I got curious about whether there’s a smarter way to handle this. Like, what if instead of hardcoding selectors, I could describe what I’m trying to extract in plain English and have something intelligently figure out the right approach each time?

Has anyone here dealt with this and found a solid approach? I’m wondering if using an AI layer on top of puppeteer—something that can understand the intent of what I’m trying to extract—could make these workflows more resilient without needing constant intervention.

silverbyte_snake · December 20, 2025, 6:34am

This is exactly where most teams hit a wall. You’re doing the hard way—manually tweaking selectors every time.

What you’re describing is a classic use case for AI-backed automation. Instead of brittle CSS selectors, you can use an AI layer that understands the semantic meaning of what you’re extracting. So instead of looking for .product-price-v2, an AI can look for “the price” no matter how the DOM changes.

With Latenode, you can build this pretty elegantly. You describe what you want to extract in plain language using the AI Copilot Workflow Generation, and it builds out a workflow that combines puppeteer with AI vision and language models. The workflow can adapt when layouts change because it’s not relying on brittle selectors.

You also get access to multiple AI models through one subscription, so you can layer in Claude or GPT to do the intelligent extraction instead of playing selector roulette.

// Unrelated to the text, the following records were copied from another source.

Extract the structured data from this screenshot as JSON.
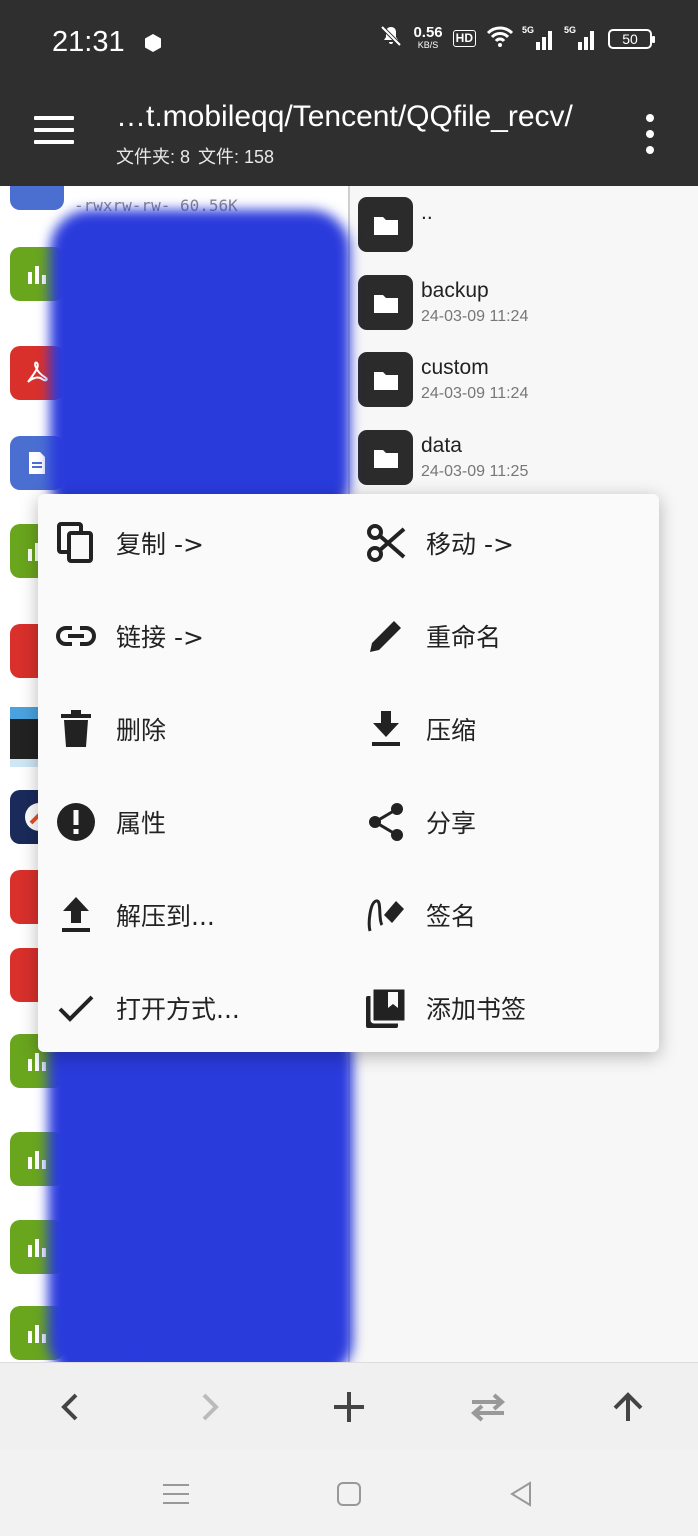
{
  "status": {
    "time": "21:31",
    "net_speed": "0.56",
    "net_unit": "KB/S",
    "hd": "HD",
    "signal1": "5G",
    "signal2": "5G",
    "battery": "50"
  },
  "appbar": {
    "path": "…t.mobileqq/Tencent/QQfile_recv/",
    "folders": "文件夹: 8",
    "files": "文件: 158"
  },
  "left_pane": {
    "partial_perm": "-rwxrw-rw-",
    "partial_size": "60.56K",
    "items": [
      {
        "icon": "chart-file-icon",
        "color": "#6aa51e"
      },
      {
        "icon": "pdf-file-icon",
        "color": "#d9302c"
      },
      {
        "icon": "document-file-icon",
        "color": "#4a6fd1"
      },
      {
        "icon": "chart-file-icon",
        "color": "#6aa51e"
      },
      {
        "icon": "pdf-file-icon",
        "color": "#d9302c"
      },
      {
        "icon": "image-thumbnail-icon",
        "color": "#333333"
      },
      {
        "icon": "app-icon",
        "color": "#1a2a5a"
      },
      {
        "icon": "pdf-file-icon",
        "color": "#d9302c"
      },
      {
        "icon": "pdf-file-icon",
        "color": "#d9302c"
      },
      {
        "icon": "chart-file-icon",
        "color": "#6aa51e"
      },
      {
        "icon": "chart-file-icon",
        "color": "#6aa51e"
      },
      {
        "icon": "chart-file-icon",
        "color": "#6aa51e"
      },
      {
        "icon": "chart-file-icon",
        "color": "#6aa51e"
      }
    ]
  },
  "right_pane": {
    "items": [
      {
        "name": "..",
        "date": ""
      },
      {
        "name": "backup",
        "date": "24-03-09 11:24"
      },
      {
        "name": "custom",
        "date": "24-03-09 11:24"
      },
      {
        "name": "data",
        "date": "24-03-09 11:25"
      }
    ]
  },
  "context_menu": {
    "copy": "复制 ->",
    "move": "移动 ->",
    "link": "链接 ->",
    "rename": "重命名",
    "delete": "删除",
    "compress": "压缩",
    "properties": "属性",
    "share": "分享",
    "extract": "解压到...",
    "sign": "签名",
    "open_with": "打开方式...",
    "bookmark": "添加书签"
  }
}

Check it out at https://latenode.com

PixelTrekker · December 20, 2025, 9:33am

I had this exact problem on a project where we were tracking competitor pricing. The site redesigned every quarter and we were constantly firefighting.

The turning point was switching from CSS selectors to a hybrid approach. We kept puppeteer for navigation and interaction, but added an AI component that actually understood what we were looking for semantically. Instead of targeting a specific class that changes, we’d ask the AI to find “the main product price on the page.”

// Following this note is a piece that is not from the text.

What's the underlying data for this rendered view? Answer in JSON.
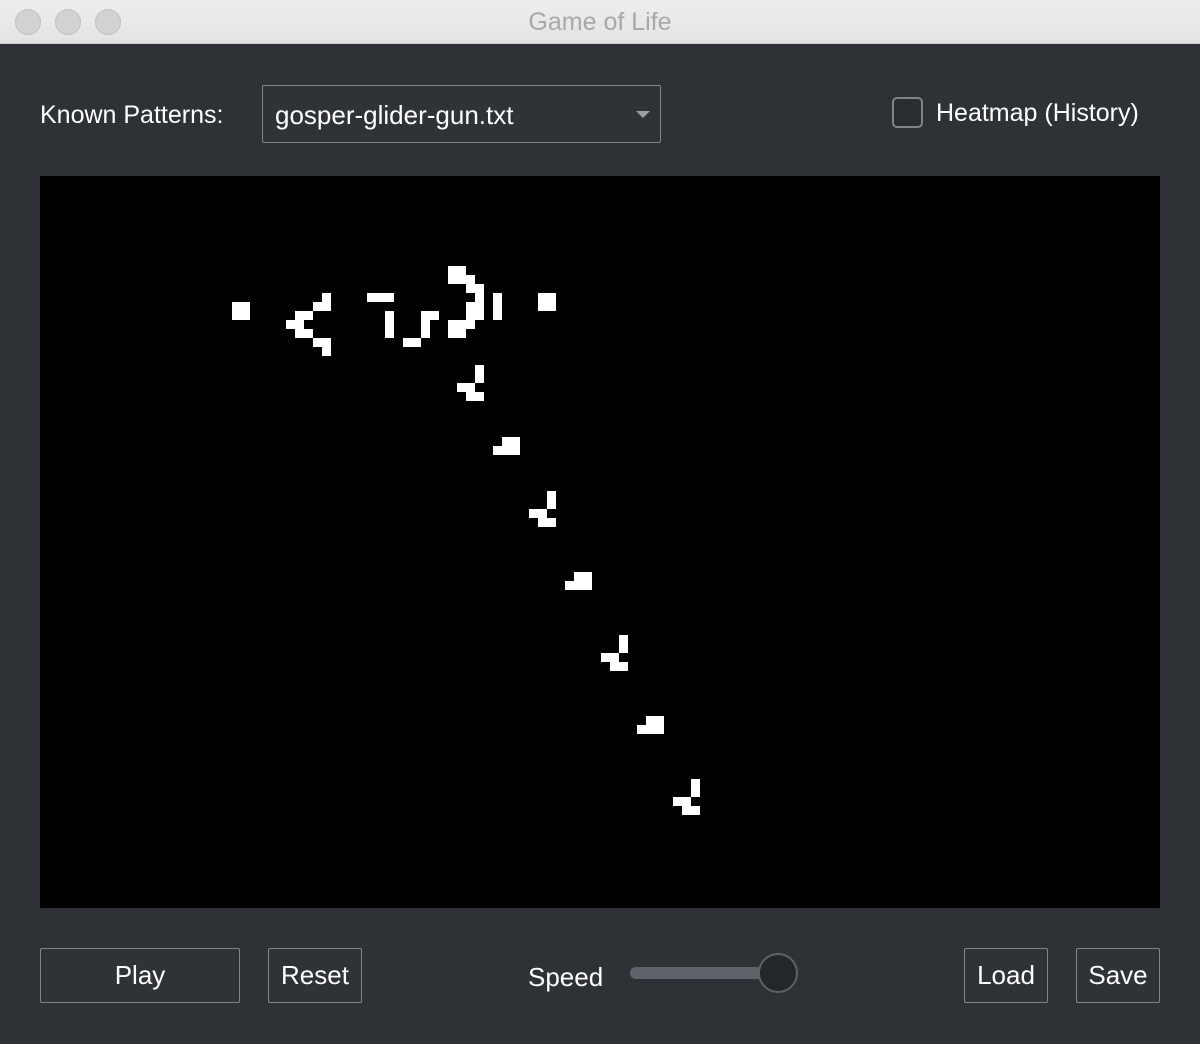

It wasn’t perfect immediately, but it reduced maintenance by probably 70%. The workflow only broke on really major redesigns, not on minor layout shuffles.

The tricky part was getting the AI model to understand context consistently. Some models were better than others at this.

Pixel_artisan · December 20, 2025, 1:11pm

You’re hitting a fundamental limitation of selector-based scraping. The real solution is to move away from relying on specific DOM structure. One approach I’ve used is combining puppeteer with computer vision or optical character recognition to identify elements by their visual content rather than their HTML path. This makes the workflow much more resilient to layout changes because you’re looking for the actual information, not hoping a class name stays the same. It requires more processing power but eliminates most maintenance headaches. Another option is to use JavaScript directly on the page to extract structured data if the site has any APIs or data attributes that are less likely to change.

BrightCircuit · December 20, 2025, 3:10pm

The fragility you’re experiencing is inherent to selector-based automation. The most reliable approach I’ve seen involves multiple fallback strategies. First, use the most specific semantic selector possible rather than class names. Second, implement a validation layer that checks if extraction succeeded and tries alternative methods if it fails. Third, add monitoring so you know immediately when something breaks instead of days later. Some teams also maintain multiple selectors for the same element so if one breaks, others can compensate. The maintenance burden doesn’t disappear, but it becomes predictable rather than reactive.

BraveOtter2 · December 20, 2025, 7:42pm

use AI to identify elements by content instead of selectors. build fallback logic. monitor breakage immediatley. that way you know whats broken before users do and can have a quick fix ready.

QuietFalcon · December 20, 2025, 9:18pm

Stack AI models with puppeteer. Let the AI understand intent, not parse selectors.

QuietFalcon · December 21, 2025, 3:19am

This topic was automatically closed 6 hours after the last reply. New replies are no longer allowed.